El que otrora fuera patio de armas del castillo moruno de Cieza |
Dicen que cada uno cuenta la feria según le va. ¿Cómo les ha ido a ustedes? ¿La han encontrao agradable, divertida, provechosa, alegre, interesante...? ¿Han disfrutao con los actos programaos?, ¿las verbenas, los conciertos, los bailes...?; ¿se lo han pasao ustedes bomba por las noches?; ¿han tirao de cartera?, ¿se han sentao con la familia o con la peña a tomarse un helao, unas cervezas o un chocolate con churros?; ¿se han feriao?, ¿qué se han feriao ustedes?, ¿algo de provecho?, ¿algo que les hacía falta o que les hacía ilusión y por fin se lo han permitío? ¿Y a los chitos, les han comprao alguna cosucha, como una pelota de esas que llevaban una goma larga que se sujetaba en un dedo para lanzarla y después recogerla, o una escopeta de las que disparaban un corcho atao con un hilo bramante, o un revólver de los que pegaban esclates con mixtos de crujío...?; y a las nenas, ¿les han feriao una pepona o un jueguecico de cocina...? No me digan que a los más pequeños no les han comprao al menos un pito o una manzana de caramelo rojo pinchá en un palo, o aunque sea una bufa.... ¡Ay!, no, que me estoy confundiendo; ahora la cosa va de otro rollo. La Feria ya no es la misma, como nosotros quizá tampoco seamos los mismos. Sin embargo, a nosotros los de entonces, siempre nos quedará el Solar (eso decía de París Humphrey Bogart en “Casablanca”).
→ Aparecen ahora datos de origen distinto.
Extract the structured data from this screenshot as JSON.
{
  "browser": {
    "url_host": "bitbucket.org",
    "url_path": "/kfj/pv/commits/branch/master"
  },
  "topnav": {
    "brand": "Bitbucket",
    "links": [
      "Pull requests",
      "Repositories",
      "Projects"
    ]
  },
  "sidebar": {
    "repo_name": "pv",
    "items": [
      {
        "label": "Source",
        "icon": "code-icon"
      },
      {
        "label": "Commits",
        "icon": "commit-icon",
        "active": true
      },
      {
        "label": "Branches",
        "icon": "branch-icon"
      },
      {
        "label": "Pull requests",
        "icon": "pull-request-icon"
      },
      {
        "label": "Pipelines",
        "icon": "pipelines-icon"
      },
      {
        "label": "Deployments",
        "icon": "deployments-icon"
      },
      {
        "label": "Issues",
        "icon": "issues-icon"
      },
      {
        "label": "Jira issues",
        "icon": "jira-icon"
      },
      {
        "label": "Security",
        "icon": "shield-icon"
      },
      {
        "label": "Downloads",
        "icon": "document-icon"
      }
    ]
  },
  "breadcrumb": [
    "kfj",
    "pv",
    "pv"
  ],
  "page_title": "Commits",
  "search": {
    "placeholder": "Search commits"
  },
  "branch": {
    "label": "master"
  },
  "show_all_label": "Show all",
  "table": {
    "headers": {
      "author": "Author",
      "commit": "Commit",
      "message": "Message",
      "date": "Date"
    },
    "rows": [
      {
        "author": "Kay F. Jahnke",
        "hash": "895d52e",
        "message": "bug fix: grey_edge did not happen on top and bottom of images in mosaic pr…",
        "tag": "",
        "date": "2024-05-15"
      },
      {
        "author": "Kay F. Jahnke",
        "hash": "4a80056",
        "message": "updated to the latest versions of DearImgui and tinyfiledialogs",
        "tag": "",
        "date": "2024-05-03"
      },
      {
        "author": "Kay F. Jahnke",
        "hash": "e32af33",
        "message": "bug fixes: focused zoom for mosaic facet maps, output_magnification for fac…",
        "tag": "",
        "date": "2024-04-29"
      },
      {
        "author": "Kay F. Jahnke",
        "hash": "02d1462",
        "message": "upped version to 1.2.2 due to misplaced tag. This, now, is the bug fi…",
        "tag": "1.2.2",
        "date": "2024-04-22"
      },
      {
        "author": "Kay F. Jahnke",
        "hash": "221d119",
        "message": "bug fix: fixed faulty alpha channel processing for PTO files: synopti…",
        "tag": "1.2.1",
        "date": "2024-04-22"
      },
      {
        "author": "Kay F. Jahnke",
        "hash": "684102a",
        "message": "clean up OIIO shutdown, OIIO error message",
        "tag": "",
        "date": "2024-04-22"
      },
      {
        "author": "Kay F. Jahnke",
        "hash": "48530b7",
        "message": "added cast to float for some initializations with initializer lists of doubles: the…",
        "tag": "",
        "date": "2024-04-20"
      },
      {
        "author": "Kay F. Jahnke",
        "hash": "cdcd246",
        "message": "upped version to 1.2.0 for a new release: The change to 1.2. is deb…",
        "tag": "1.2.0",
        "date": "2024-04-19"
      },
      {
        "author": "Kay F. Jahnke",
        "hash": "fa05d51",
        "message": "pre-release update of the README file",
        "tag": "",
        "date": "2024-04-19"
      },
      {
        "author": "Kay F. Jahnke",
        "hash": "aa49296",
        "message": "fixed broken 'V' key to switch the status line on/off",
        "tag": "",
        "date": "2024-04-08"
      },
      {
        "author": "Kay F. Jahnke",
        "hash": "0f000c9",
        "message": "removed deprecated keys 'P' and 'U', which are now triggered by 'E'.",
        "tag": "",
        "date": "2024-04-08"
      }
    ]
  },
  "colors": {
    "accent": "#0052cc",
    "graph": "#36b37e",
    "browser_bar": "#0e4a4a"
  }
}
Cuando llegaba la Feria, el Solar de Doña Adela adquiría una magia especial que jamás olvidaremos. Tras sus tapias destartaladas, cuyas piedras y ladrillos se habían ido carcomiendo con el paso del tiempo, tomaba vida todo un bullicio alegre de músicas, emociones y carruseles en movimiento. (¡Qué lástima!, nadie nunca debió permitir que edificaran pisos en el Solar de Doña Adela).
Mis primeros recuerdos del Solar van unidos a un humilde tiovivo. Mi abuelo Joaquín del Madroñal me llevaba de la mano (les hablo de cuando aún no levantaba yo cuatro palmos del suelo) y me subía, no sé si por una perra gorda, a uno de aquellos caballos de cartón, desrabados y desorejados de tanto girar como el mundo, que lo mismo que Clavileño en la demencia de Don Quijote, galopaban ciegos a un lugar de la fantasía.
Luego, pasados los años y siendo yo un adolescente desgarbado (por entonces el alcalde Lucas Navarro, con su cabello gris y su porte aristocrático, presidía la elección de la reina de las fiestas y sus damas de honor, que desfilaban con todo lujo el día de las carrozas), solía venir al Solar, entre otras muchas, una caseta sencilla con una rifa. El premio era siempre lo mismo: una cayada de caramelo envuelta en papel de celofán, y el mecanismo para adjudicar la suerte, una esfera de colores que giraba loca como los planetas de los sueños. Recuerdo que la mujer, oronda cual una madona de Botero, voceaba su negocio a cada rato: “¡Por una peseta, un garrotazo!”, decía.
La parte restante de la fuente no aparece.